Over 40 people attended Zeide’s presentation, which began with the relevancy of canned food’s history.
“Food brings together all kinds of interests when you think of where food comes from,” Zeide said. “Big broad topics that everyone engages with on a daily basis.”
Zeide said her research led her to study business, technology, gender and history in order to fully understand the effects of canning on American society.
Zeide’s book began as a dissertation during her studies at the University of Wisconsin. During her research, Zeide said she became interested in transparency issues in the food industry.
“Claims of slanted scientific research, marketing to manipulate customers, resistance to government regulation and highly-processed, unhealthy foods interested me,” Zeide said. “What lead us to this moment? Who was responsible?”
Zeide’s presentation was focused on two main time periods and attitudes toward consumers.
The first, spanning from 1800 to 1930, was a consumer-driven culture among canning companies. Canning organizations invested money into advocacy for government regulations and food safety research in order to win the trust of consumers.

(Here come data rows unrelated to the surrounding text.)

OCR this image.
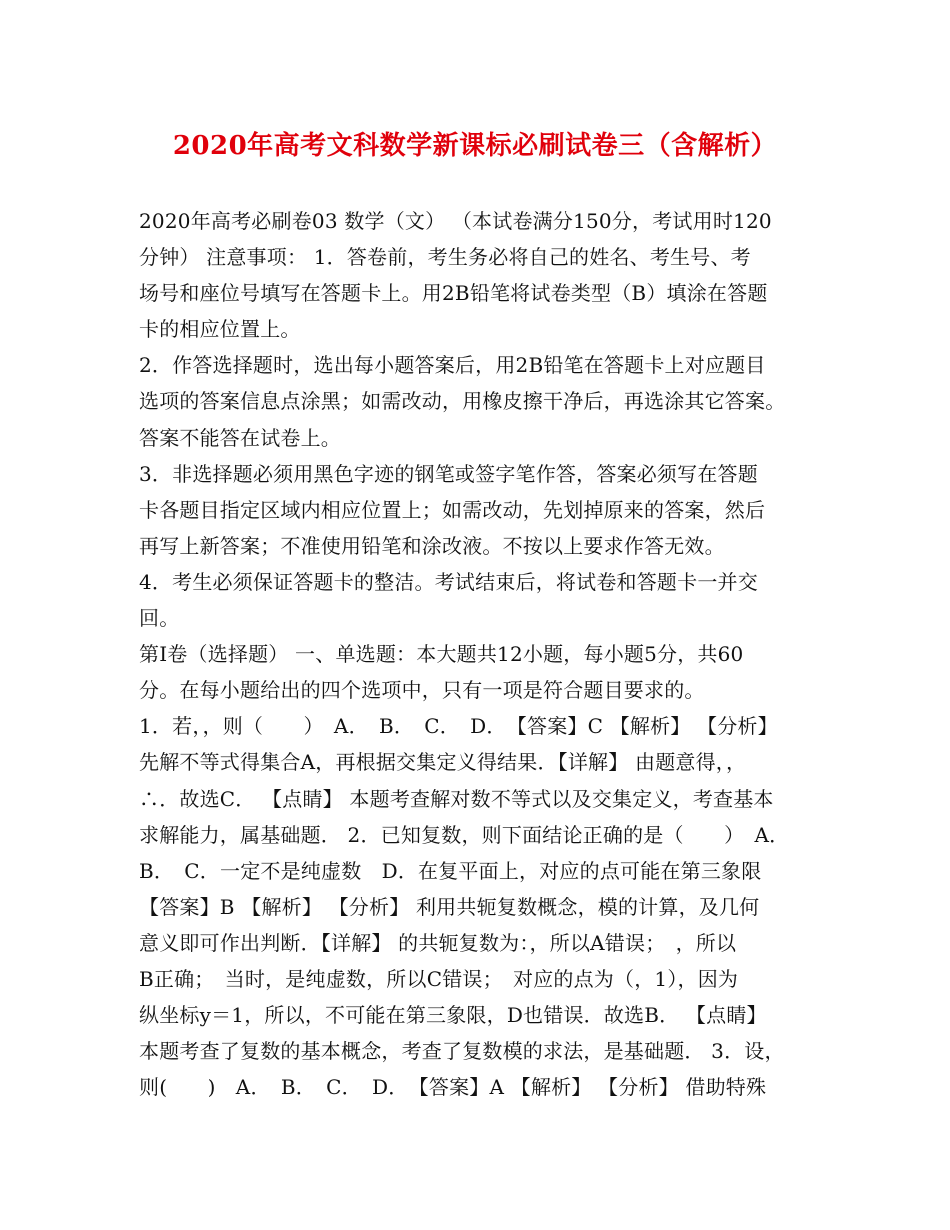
2020年高考文科数学新课标必刷试卷三（含解析）
2020年高考必刷卷03 数学（文） （本试卷满分150分，考试用时120
分钟） 注意事项： 1．答卷前，考生务必将自己的姓名、考生号、考
场号和座位号填写在答题卡上。用2B铅笔将试卷类型（B）填涂在答题
卡的相应位置上。
2．作答选择题时，选出每小题答案后，用2B铅笔在答题卡上对应题目
选项的答案信息点涂黑；如需改动，用橡皮擦干净后，再选涂其它答案。
答案不能答在试卷上。
3．非选择题必须用黑色字迹的钢笔或签字笔作答，答案必须写在答题
卡各题目指定区域内相应位置上；如需改动，先划掉原来的答案，然后
再写上新答案；不准使用铅笔和涂改液。不按以上要求作答无效。
4．考生必须保证答题卡的整洁。考试结束后，将试卷和答题卡一并交
回。
第Ⅰ卷（选择题） 一、单选题：本大题共12小题，每小题5分，共60
分。在每小题给出的四个选项中，只有一项是符合题目要求的。
1．若，，则（　　）　A．　B．　C．　D．　【答案】C 【解析】 【分析】
先解不等式得集合A，再根据交集定义得结果．【详解】 由题意得，，
∴．故选C． 【点睛】 本题考查解对数不等式以及交集定义，考查基本
求解能力，属基础题． 2．已知复数，则下面结论正确的是（　　）　A．
B．　C．一定不是纯虚数　D．在复平面上，对应的点可能在第三象限
【答案】B 【解析】 【分析】 利用共轭复数概念，模的计算，及几何
意义即可作出判断．【详解】 的共轭复数为：，所以A错误；　，所以
B正确；　当时，是纯虚数，所以C错误；　对应的点为（，1），因为
纵坐标y＝1，所以，不可能在第三象限，D也错误．故选B． 【点睛】
本题考查了复数的基本概念，考查了复数模的求法，是基础题． 3．设，
则(　　)　A．　B．　C．　D．　【答案】A 【解析】 【分析】 借助特殊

The second time period, 1930 to today, is focused more on gaining consumer trust through marketing and psychology. Zeide said companies now try to win over consumers by spending money on advertising campaigns and branding, rather than product safety research. This has led to a concern about company transparency.
A concern Zeide discussed was the questionable safety of Bisphenol A, which she said is used in most canned food. Many studies have linked BPA to cancer, reproductive disorders, ADHD and more, but Zeide said the canning industry is resistant to those claims.
When asked about the near future of the processed food industry, Zeide said her confidence in change is low.
“The ways of the food industry are pretty deeply entrenched,” Zeide said. “Alternative food movements are encouraging some tweaks, but aren’t making large impacts on the standards used in processed food. There is a large role for the government to play in the regulation of food.”